Pompe disease is a lysosomal storage disorder reflecting systemic acid α‐glucosidase (Gaa) deficiency. We recently reported that a murine Pompe model (the Gaa−/− mouse) shows glycogen accumulation in phrenic motoneurons, reduced breathing frequency and an apparent reduction in phrenic burst amplitude (DeRuisseau et al. PNAS, 2009). We hypothesized that alterations in the neural control of breathing in Gaa−/− mice would result in increased breath‐to‐breath variability in the timing and amplitude of efferent spinal (phrenic) and brainstem (hypoglossal, XII) signals.
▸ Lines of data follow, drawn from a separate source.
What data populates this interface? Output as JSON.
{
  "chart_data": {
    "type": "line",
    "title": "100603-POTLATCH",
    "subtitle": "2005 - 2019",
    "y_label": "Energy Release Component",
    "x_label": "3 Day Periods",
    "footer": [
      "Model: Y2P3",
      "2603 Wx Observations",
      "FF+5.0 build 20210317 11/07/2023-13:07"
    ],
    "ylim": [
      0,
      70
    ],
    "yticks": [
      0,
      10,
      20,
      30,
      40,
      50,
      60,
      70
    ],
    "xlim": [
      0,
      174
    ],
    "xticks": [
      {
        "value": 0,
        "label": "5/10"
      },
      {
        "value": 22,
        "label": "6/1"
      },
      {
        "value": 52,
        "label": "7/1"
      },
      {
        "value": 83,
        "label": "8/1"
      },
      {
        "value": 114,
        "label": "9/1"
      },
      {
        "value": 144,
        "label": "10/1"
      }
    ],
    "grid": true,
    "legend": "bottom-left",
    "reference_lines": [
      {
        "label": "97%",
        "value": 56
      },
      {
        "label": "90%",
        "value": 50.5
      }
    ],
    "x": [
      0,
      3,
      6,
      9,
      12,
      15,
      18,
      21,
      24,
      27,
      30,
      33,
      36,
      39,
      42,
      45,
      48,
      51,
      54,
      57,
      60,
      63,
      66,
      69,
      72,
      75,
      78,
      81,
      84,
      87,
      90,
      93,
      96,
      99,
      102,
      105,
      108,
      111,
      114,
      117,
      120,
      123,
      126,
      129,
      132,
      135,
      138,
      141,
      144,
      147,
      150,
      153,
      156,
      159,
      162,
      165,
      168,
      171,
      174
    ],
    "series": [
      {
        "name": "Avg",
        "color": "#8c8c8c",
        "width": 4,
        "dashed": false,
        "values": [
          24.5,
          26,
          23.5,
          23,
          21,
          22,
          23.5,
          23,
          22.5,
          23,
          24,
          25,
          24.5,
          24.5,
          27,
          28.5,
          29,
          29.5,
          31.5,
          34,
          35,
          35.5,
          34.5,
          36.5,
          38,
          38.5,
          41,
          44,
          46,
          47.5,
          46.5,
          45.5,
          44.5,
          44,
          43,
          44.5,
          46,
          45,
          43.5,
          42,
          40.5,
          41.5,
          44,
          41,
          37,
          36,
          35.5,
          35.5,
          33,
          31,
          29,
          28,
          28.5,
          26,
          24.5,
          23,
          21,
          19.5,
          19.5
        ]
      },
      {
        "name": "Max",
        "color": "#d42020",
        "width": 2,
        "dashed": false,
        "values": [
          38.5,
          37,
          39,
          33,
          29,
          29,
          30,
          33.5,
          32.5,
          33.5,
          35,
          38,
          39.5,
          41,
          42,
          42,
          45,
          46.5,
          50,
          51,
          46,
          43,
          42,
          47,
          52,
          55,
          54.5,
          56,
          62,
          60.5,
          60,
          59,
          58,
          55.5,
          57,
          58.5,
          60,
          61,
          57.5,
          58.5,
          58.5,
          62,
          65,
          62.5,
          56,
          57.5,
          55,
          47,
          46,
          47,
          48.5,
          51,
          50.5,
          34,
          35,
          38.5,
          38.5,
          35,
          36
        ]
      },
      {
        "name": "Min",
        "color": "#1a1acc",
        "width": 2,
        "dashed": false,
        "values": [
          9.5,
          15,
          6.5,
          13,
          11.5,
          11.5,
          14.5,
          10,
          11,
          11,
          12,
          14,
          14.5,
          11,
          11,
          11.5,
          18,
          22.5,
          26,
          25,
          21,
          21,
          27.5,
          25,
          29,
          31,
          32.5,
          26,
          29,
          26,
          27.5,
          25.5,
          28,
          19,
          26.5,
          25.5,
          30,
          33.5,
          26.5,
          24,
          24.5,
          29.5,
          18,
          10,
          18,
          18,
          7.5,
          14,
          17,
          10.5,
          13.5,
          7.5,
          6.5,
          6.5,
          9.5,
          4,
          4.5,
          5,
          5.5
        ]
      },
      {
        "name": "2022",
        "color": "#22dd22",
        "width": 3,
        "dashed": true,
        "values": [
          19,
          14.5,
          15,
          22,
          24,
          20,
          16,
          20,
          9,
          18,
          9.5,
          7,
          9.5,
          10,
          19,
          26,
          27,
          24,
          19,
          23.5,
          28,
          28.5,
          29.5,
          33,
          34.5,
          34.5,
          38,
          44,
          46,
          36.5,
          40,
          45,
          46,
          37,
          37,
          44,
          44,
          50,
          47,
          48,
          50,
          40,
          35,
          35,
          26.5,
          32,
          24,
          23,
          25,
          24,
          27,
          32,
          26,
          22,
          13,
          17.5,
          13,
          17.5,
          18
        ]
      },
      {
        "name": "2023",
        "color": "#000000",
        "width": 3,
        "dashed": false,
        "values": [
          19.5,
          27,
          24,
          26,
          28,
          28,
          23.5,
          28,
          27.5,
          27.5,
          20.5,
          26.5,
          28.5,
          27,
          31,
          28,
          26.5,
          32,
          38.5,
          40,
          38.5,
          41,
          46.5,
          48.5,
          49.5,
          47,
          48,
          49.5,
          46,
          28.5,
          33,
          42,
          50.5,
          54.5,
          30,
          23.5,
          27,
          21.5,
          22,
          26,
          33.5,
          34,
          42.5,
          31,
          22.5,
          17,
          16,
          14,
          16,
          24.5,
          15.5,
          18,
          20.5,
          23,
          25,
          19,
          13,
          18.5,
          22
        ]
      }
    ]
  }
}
Neurograms recorded in anesthetized, vagotomized, and ventilated mice showed that the coefficient of variation (CV) of inspiratory duration was larger in Gaa−/− vs. B6/129 control mice (P<0.05). The burst amplitude CV for Gaa−/− mice tended to be greater for phrenic (P=0.07) and was greater for XII output (P<0.05). Additional experiments are testing the hypothesis that intraspinal delivery of the Gaa gene via adeno‐associated virus (AAV5‐GAA) mitigates glycogen accumulation and respiratory control deficits in Gaa−/− mice. Immunhistological data obtained 4–8 wks post AAV5‐GAA injection (4–6 0.5 μL injections, 4.5×1013 vg/ml) indicate Gaa expression in cervical spinal motoneurons and interneurons. We are presently evaluating the impact of the spinal injection on glycogen accumulation and ventilation.